Per chi legga oggi quelle lezioni (Il tempo e l'altro, a cura di Francesca Nodari, Mimesis), resta colpito dal contenuto e dallo stile argomentativo. Ritornano sì echi esistenzialisticinei capitoli sulla solitudine, l'esistere e l'esistente, nel confronto con Essere e tempo -, ma nell'orizzonte di un'autonomia teoretica dell'autore. Il tempo è visto sì nella sua enigmaticità, ma soprattutto nella sua positività: il tempo è costitutivam ente relazione con l'altro. Nella sua fecondità, lungi dall'essere fonte di angoscia, il tempo istituisce la socialità: nella vita quotidiana, nel lavoro, facendo esperienza della sofferenza e della morte, nell'eros, dove la temporalità è, attraverso la paternità, con-crescita con l'altro. Gli altri, lungi dall'essere il sartriano inferno, sono la condizione per la rivelazione prima del proprio esistere.
Si leggano le pagine sull'evento e l'altro: autrui è scritto minuscolo perché sta a dire la pluralità costitutiva del mondo. Nelle opere della maturità, nota Nodari nella Postfazione che tiene conto degli inediti nel frattempo pubblicati, Autrui si caricherà di una inflessione teologica e si scriverà maiuscolo, disvelando la radice ebraica del pensiero levinasiano.

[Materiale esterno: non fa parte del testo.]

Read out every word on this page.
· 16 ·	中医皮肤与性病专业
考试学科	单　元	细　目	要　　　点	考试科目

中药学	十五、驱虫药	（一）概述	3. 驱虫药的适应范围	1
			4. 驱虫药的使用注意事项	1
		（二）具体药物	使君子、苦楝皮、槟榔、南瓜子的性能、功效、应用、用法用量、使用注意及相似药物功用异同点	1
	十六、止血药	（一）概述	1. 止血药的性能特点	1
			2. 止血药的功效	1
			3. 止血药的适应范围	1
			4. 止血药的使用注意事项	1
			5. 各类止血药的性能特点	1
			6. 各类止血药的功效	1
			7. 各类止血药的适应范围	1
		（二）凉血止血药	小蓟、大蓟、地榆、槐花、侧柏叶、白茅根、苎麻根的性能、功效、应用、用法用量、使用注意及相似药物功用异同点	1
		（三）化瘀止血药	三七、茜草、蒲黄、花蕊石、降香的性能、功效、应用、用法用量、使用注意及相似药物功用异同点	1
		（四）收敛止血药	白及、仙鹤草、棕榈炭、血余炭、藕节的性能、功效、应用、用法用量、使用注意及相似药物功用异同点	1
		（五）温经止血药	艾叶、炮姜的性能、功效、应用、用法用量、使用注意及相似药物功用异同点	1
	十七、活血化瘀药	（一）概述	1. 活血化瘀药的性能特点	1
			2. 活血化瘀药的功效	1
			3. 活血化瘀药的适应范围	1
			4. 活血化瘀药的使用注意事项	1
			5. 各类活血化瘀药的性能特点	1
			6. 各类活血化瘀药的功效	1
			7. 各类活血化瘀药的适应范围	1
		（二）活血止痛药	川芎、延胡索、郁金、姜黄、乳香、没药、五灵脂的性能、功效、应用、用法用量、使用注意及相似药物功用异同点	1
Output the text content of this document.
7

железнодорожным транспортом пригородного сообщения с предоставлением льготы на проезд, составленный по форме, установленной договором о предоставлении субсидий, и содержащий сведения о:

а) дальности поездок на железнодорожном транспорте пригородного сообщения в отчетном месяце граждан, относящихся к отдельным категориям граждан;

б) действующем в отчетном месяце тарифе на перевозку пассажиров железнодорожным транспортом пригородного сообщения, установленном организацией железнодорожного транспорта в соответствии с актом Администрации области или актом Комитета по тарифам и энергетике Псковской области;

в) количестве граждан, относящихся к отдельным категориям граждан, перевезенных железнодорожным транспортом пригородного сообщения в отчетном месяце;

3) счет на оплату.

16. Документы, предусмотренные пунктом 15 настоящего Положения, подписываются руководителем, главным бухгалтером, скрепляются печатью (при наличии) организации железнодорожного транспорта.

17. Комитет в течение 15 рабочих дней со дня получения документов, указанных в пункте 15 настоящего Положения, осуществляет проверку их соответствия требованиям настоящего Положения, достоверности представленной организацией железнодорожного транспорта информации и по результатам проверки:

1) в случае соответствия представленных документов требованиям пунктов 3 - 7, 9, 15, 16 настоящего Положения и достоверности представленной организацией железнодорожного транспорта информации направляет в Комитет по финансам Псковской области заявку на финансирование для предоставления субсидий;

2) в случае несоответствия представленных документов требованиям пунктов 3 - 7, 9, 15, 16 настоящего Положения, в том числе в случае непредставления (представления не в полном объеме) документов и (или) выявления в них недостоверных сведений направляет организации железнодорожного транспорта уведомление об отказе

L'originalità di Lévinas sta nell'avere guadagnato lo spazio dell'«Etica come Filosofia prima» la sua rivoluzione copernicana scavando nell'immanentismo delle filosofie di Husserl e Heidegger, e scoprendo tracce di Trascendenza. E questo a partire dal tempo: nella temporalità il soggetto fa esperienza della Trascendenza, rispetto a sé, attraverso gli altri, verso l'Altro. A ben vedere anche in queste pagine c'è una tessitura giudaica, per esempio nell'attenzione cassidica alla prosaica quotidianità (si vedano i paragrafi sugli alimenti o sulla carezza), dove il respiro della vita nonostante la catastrofe appena attraversata si riafferma. Questo è Lévinas: le radici ebraiche sono fonte di respiro per il pensiero, che diviene universale perché non lo dimentica anche nel deserto di ghiaccio del filosofare.